Лучшее рѣшеніе проблемы «мести» и именно въ анархическомъ смысле дано Ницше.

«... Активный, наступающій, переступающій границы человѣкъ — писалъ онъ — стоитъ всегда несравненно ближе къ справедливости, чѣмъ реактивный. Для него не необходимо такъ ложно, такъ предубѣжденно отнестись къ своему объекту, какъ это дѣлаетъ или долженъ дѣлать послѣдній... Во всѣ времена агрессивный человѣкъ, какъ болѣе сильный, болѣе спокойный, болѣе благородный, имѣлъ болѣе свободный взоръ и болѣе чистую совѣсть. Наоборотъ, человѣкъ мести на своей совѣсти имѣетъ вымыслы нечистой совѣсти»... И въ другомъ мѣстѣ: «... Въ благородныхъ и сильныхъ людяхъ... большой запасъ пластической, творческой, исцѣляющей, дающей забвеніе силы... Какое глубокое уваженіе питаетъ благородный человѣкъ даже къ своему врагу! А такое уваженіе — вѣдь, мостъ къ любви... Самый врагъ — для него отличіе! Наоборотъ,... человѣкъ, живущій злобой и местью, представляетъ врага себѣ «злымъ» и, сдѣлавъ это своимъ основнымъ убѣжденіемъ, создаетъ себѣ иной, противоположный образъ «добраго»; это — онъ самъ!»

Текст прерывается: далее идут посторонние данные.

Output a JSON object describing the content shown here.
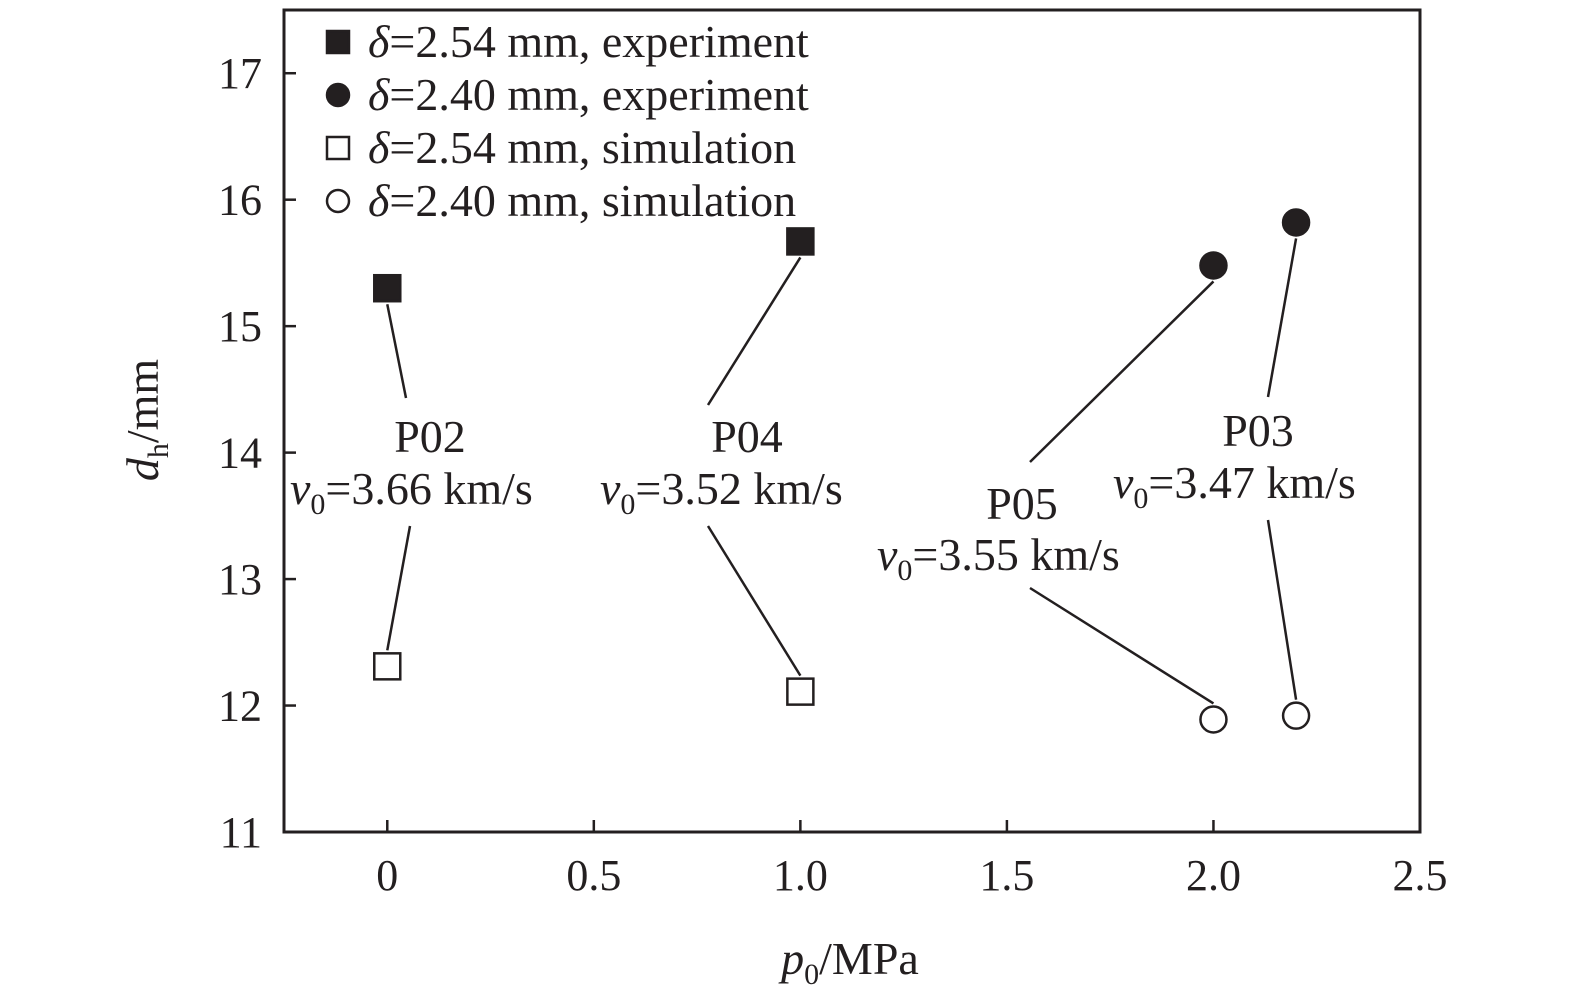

Конечно, это — отвлеченное рѣшеніе проблемы, но оно наполнено именно тѣмъ этическимъ содержаніемъ, которое отвѣчаетъ подлинно свободному міросозерцанію.

Предъявляя чрезвычайно высокую требовательность по отношенію ко всему окружающему, анархистское міросозерцаніе тѣмъ съ большей силой утверждаетъ и обязанности по отношенію къ самому анархизму, анархическій «долгъ», начало отвѣтственности.

Идеалъ, должное — въ анархическомъ міровоззрѣніи занимаютъ доминирующее мѣсто. Должное проникаетъ всѣ частныя построенія анархизма. Анархизмъ, по существу, занятъ болѣе всего этической проблемой.